Mississippi Living Will
This Mississippi Living Will template is designed to comply with the Mississippi Uniform Health-Care Decisions Act, allowing a person (known as the principal) to outline their wishes regarding healthcare and treatment in the event they are unable to communicate their decisions due to illness or incapacity.
Please fill in the blanks with the appropriate information to personalize your living will.
Principal's Information
Name: ___________________________________________________
Date of Birth: ___________________________________________
Address: _________________________________________________
City, State, ZIP: _________________________________________
Telephone Number: ________________________________________
Health Care Directive
I, ________________ (the "Principal"), being of sound mind, willfully, and voluntarily make this declaration to be followed in the event I lack the capacity to make my own health care decisions. This declaration reflects my firm and settled commitment to refuse life-sustaining treatment and artificially provided nutrition and hydration if I am in a terminal condition or in a state of permanent unconsciousness.
Life-Sustaining Treatment
In the event that I am in a terminal condition or a state of permanent unconsciousness, and where my attending physician and another consulting physician have determined that there is no reasonable expectation of my recovery to a meaningful quality of life, I direct that:
- All treatments other than those needed for my comfort or the alleviation of pain be discontinued or withheld.
- Life-sustaining treatments such as artificially or technologically supplied nutrition and hydration be withdrawn or withheld.

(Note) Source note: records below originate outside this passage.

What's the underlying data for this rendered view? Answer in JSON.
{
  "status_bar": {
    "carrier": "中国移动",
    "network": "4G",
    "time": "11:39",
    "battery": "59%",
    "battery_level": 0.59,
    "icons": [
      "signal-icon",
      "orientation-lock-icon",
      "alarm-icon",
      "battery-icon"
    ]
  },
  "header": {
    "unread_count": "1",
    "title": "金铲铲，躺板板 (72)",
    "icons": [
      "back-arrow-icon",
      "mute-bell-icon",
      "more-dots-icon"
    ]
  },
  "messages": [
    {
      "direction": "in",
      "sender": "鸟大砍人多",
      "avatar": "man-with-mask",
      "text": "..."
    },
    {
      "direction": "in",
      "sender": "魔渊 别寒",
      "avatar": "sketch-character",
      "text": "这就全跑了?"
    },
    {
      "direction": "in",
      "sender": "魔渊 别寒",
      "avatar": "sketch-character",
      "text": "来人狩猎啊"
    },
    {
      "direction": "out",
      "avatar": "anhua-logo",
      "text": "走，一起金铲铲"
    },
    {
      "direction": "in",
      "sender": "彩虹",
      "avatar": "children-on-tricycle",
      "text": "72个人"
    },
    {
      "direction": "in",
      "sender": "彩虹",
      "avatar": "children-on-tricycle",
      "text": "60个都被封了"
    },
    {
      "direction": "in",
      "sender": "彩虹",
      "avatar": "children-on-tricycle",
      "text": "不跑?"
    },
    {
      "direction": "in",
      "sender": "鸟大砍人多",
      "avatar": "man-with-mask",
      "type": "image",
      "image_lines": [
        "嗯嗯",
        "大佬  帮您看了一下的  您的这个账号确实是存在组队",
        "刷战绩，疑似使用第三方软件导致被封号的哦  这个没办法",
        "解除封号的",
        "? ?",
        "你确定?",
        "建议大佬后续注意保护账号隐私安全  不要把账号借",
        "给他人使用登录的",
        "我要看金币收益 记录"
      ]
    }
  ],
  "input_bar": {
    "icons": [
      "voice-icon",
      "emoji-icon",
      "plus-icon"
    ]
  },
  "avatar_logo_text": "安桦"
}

Designation of Health Care Proxy
I designate the following individual as my health care proxy to make medical decisions for me if I become incapable of making my own decisions:
Name: ___________________________________________________
Relationship: ____________________________________________
Telephone Number: ________________________________________
Address: _________________________________________________
In the event the above-named proxy is unable or unwilling to serve, I designate the following as an alternate proxy:
Name: ___________________________________________________
Relationship: ____________________________________________
Telephone Number: ________________________________________
Address: _________________________________________________
Signature
I understand the full import of this declaration and am emotionally and mentally competent to make this declaration.
Signature: _______________________________ Date: _____________
State of Mississippi, County of _______________
Subscribed and sworn to before me this ____ day of ___________, 20__.